David Heumann pose sa guitare à côté de l’ampli et la session d’enregistrement se termine. On ne sait plus si c’est le milieu de la nuit ou de l’après-midi. Le reste du groupe est épuisé. Arbouretum vient de mettre sur bande les 11 minutes et 48 secondes de Let It All In. Le morceau de bravoure donnera son titre à leur prochain album, et, dans un univers parallèle ce rock rustique rendrait fou de joie n’importe quel fan de musique psychédélique. Mais dans le monde où nous vivons, Arbouretum intéresse quelques aficionados à défaut d’obtenir un succès franchement mérité. Le groupe existe depuis 2002 et David Heumann compose inlassablement des titres cagneux, ciselés de fuzz et d’accords folks, évoquant systématiquement les grands espaces et une certaine idée du cool.
Le morceau, intitulé Let It All In, démarre à pleine balle et nous prend par surprise. La batterie creuse les fondations et la basse navigue là où on ne l’attend pas avec un petite ligne qui reste à jamais au fond de votre crâne. La guitare et les claviers avancent de front. La distorsion se fait sentir, mais pas trop encore. David Heumann commence à chanter et on a l’impression de se retrouver au milieu d’un titre du Crazy Horse où le Loner aurait piqué quelques parties rythmiques à Can. Premier solo, on sent bien l’octaver sur la guitare électrique, puis c’est le second couplet. Solo de nouveau, il est beaucoup plus distordu que le premier. On se retrouve la nuit, à regarder les étoiles en pleine campagne.
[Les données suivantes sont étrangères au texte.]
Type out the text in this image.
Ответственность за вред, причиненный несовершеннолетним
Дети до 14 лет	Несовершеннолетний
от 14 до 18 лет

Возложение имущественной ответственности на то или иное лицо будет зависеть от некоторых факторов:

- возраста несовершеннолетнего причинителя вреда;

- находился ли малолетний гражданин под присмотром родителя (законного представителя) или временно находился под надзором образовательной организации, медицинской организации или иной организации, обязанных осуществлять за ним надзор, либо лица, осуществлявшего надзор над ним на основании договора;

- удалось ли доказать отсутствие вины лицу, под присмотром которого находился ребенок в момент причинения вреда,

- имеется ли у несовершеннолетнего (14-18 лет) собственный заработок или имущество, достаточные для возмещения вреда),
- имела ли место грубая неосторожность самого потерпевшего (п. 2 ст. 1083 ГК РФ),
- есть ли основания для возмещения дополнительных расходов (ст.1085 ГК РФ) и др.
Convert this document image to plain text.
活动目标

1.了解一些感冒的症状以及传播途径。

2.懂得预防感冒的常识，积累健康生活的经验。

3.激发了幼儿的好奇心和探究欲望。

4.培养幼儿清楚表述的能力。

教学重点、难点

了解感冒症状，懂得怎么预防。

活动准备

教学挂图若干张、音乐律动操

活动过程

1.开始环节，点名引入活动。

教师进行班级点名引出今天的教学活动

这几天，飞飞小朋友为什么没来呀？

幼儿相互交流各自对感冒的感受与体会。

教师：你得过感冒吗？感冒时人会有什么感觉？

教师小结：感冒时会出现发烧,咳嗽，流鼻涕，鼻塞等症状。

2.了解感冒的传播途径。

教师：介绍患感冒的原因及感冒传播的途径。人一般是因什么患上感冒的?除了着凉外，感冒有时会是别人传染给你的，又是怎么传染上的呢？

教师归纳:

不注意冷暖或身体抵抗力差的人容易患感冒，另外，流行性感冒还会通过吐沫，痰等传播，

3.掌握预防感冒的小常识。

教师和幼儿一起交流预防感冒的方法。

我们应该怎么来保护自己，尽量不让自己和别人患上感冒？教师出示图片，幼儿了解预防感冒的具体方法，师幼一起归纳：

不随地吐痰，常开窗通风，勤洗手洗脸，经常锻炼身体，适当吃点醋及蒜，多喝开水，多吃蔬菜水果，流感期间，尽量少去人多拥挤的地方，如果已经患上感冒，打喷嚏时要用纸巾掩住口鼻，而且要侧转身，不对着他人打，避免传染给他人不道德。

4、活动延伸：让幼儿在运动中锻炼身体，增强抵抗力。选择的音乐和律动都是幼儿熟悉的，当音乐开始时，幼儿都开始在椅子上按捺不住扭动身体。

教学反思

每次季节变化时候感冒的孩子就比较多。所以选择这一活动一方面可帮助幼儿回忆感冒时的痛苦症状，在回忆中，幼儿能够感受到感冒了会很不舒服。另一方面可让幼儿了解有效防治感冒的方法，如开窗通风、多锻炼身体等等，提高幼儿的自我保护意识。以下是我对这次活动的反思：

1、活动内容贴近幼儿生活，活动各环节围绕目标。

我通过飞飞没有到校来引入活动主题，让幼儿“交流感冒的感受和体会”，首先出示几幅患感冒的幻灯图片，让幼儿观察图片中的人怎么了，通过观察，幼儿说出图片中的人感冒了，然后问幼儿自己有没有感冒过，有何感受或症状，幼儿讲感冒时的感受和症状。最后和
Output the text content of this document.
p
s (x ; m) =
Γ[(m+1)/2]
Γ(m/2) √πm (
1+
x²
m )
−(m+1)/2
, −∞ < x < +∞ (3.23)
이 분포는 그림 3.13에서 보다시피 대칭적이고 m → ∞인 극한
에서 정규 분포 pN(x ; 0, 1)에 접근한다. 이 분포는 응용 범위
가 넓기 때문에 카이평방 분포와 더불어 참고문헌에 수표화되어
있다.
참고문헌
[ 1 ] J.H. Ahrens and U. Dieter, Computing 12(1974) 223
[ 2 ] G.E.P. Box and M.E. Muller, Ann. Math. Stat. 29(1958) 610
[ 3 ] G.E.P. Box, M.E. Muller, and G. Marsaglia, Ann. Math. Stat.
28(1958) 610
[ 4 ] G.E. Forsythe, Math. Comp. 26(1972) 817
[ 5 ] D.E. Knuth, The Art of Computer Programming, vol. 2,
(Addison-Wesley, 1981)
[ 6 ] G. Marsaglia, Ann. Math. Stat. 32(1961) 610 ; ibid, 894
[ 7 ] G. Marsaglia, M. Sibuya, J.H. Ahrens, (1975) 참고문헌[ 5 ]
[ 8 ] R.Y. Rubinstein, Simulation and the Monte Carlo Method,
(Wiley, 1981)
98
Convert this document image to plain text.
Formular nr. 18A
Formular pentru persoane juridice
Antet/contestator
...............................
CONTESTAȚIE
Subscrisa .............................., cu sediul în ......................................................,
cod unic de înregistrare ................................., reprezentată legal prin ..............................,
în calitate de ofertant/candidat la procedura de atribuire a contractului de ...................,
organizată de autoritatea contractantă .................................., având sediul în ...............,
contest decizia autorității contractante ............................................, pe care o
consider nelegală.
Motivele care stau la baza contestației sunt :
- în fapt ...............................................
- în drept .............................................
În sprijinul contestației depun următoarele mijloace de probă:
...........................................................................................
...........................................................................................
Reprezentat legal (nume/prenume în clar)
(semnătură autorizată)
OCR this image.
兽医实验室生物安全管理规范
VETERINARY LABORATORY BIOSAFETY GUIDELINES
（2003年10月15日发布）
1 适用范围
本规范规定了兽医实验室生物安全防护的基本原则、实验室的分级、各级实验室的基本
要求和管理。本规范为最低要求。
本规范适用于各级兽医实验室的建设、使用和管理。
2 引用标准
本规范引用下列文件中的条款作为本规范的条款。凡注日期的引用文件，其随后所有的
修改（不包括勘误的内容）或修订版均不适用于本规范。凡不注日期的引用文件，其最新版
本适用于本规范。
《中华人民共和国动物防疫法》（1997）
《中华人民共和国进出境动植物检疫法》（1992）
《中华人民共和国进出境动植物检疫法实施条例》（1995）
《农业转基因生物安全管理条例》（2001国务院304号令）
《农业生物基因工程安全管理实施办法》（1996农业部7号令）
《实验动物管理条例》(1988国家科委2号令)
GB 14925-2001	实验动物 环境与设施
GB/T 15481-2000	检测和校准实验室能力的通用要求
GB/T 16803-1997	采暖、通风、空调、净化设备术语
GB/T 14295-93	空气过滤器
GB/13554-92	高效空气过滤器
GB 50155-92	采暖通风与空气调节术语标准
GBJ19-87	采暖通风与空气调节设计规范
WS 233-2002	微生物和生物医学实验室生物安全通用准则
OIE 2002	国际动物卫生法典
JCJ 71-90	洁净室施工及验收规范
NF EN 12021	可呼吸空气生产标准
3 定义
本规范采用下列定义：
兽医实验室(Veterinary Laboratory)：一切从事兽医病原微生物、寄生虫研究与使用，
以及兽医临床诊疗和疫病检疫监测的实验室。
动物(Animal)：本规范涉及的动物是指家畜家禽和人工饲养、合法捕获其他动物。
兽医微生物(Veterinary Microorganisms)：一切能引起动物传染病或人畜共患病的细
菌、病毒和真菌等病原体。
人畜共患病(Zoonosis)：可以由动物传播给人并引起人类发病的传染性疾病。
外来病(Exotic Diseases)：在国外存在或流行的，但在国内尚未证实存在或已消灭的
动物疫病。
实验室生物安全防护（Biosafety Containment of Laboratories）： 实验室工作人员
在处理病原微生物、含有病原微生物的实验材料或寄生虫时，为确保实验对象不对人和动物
Certains se perdront dans leurs rêves, d’autres allumeront un joint.
Et puis l’album se conclut avec High Water Song, un vieil air que l’on croirait échappé d’un vieux bar à whisky. Le piano se fait trainant et la six cordes récite ses plus belles lignes pentatoniques. J’écoute ce blues lancinant assis sur mon balcon, et je regarde les quelques fleurs qui poussent aléatoirement. Dans ces moments-là, je traverse mentalement les grands espaces de cette americana perdue.